With the assistance of community members such as the filmmaker Eriberto Gualinga, who also helped with Kichwa to Spanish translations, we conducted extensive interviews with a broad range of individuals, including Sabino who spoke poignantly about being one of the last shamans in the lineage and the sadness which accompanied this, the president of the youth council, as well as those involved in community medicinal work including the building up of an in-community jungle pharmacy.
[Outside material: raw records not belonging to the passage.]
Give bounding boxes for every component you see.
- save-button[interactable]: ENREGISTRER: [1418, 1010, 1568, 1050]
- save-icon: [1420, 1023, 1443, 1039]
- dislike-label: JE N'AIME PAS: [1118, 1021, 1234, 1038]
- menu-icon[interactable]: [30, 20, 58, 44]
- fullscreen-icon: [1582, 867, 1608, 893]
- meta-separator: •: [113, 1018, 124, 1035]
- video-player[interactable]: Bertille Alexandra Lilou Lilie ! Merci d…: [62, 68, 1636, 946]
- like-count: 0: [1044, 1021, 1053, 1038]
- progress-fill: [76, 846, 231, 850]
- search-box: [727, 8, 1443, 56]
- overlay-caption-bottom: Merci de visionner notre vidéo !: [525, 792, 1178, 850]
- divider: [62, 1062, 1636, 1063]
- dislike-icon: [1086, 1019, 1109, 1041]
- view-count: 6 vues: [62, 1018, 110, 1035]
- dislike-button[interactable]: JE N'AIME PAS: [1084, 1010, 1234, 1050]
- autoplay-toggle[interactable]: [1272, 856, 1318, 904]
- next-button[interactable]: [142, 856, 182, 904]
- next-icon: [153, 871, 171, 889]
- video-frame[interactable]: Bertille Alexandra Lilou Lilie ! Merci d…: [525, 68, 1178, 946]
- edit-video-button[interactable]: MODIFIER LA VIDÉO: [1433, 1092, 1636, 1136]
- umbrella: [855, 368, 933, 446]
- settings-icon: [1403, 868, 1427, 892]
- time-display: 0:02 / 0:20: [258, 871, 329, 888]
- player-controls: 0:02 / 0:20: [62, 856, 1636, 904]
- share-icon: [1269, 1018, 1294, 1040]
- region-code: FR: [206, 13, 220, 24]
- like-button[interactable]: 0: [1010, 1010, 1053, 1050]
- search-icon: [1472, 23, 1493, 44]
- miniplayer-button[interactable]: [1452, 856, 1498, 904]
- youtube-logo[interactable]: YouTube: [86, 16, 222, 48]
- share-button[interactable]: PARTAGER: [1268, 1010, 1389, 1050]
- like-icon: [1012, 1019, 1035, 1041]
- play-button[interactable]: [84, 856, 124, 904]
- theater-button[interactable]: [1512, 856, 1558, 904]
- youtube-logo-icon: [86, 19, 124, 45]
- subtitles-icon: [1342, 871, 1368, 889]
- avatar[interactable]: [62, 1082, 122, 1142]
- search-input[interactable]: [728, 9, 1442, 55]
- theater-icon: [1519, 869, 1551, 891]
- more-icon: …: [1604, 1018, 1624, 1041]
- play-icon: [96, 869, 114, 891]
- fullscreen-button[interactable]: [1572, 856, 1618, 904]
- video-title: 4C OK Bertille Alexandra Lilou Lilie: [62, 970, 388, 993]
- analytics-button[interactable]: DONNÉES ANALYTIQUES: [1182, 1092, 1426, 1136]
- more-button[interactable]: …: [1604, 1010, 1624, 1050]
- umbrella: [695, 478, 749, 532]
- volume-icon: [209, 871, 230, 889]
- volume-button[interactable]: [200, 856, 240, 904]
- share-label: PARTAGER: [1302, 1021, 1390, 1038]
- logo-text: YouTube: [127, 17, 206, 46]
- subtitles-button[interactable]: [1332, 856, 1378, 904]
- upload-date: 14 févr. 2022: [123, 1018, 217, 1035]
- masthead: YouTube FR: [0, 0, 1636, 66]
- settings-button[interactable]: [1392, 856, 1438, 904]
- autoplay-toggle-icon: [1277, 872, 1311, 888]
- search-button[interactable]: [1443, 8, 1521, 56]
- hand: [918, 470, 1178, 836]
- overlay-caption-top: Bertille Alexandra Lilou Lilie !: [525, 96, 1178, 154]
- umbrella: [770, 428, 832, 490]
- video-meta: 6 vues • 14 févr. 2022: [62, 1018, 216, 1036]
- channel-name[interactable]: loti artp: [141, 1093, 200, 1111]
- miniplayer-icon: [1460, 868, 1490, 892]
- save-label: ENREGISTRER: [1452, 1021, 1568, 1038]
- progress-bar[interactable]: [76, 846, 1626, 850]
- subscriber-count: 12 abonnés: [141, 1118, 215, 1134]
Based on a continual dialogue with community members to inform the direction of the film, we also travelled to the deforested oil town of Nueva Loja, where Texaco (later Chevron) began operations at Lago Agrio in the 1970’s. The experience there was a stark and sobering contrast to the preserved rainforest as we conducted interviews with affected communities in this region who have experienced the effects of contamination from petroleum extraction first-hand. Meeting with José from the “Committee of the Affected,” we explored the effects down the line of oil extraction and associated contamination which, in the case of Nueva and Coca, continues to blight the lives of locals, decades after the majority of Chevron/Texaco’s drilling was taking place, including a crippling prevalence of cancers from consumption of polluted water and other health issues.

The tragic dangers of pursuing unsafe, extractive-driven development policies were also apparent when, with Alejandro from the Committee, we went to view the environmental damage caused which included toxic oil pools. His words carried considerable weight as he has personally lost family members, including his own father, to contamination-associated health issues.

“We shouldn’t forgive this company for the crimes it has committed here and in all the world. They should be sanctioned so it doesn’t happen again, because those that are living here are humans. We’re humans like in all the world. What humans need is to live and the (oil) companies shouldn’t only try to make money for themselves whilst the masses die with cancer, die from the problems caused by oil.”Alejandro

Through a mix of this extensive collection of interview footage interweaved with scenes from everyday life in the forest, including hunting, fishing, agricultural work and ceremonies, the film will present a detailed insight into life in these communities whilst acting as a vehicle to help carry their voices to a broad global audience. We hope it will contribute to inspiring people internationally to take real notice of the messages of indigenous communities and join the growing movement to both support them, and begin bringing about the urgent change needed to conserve the planet for all.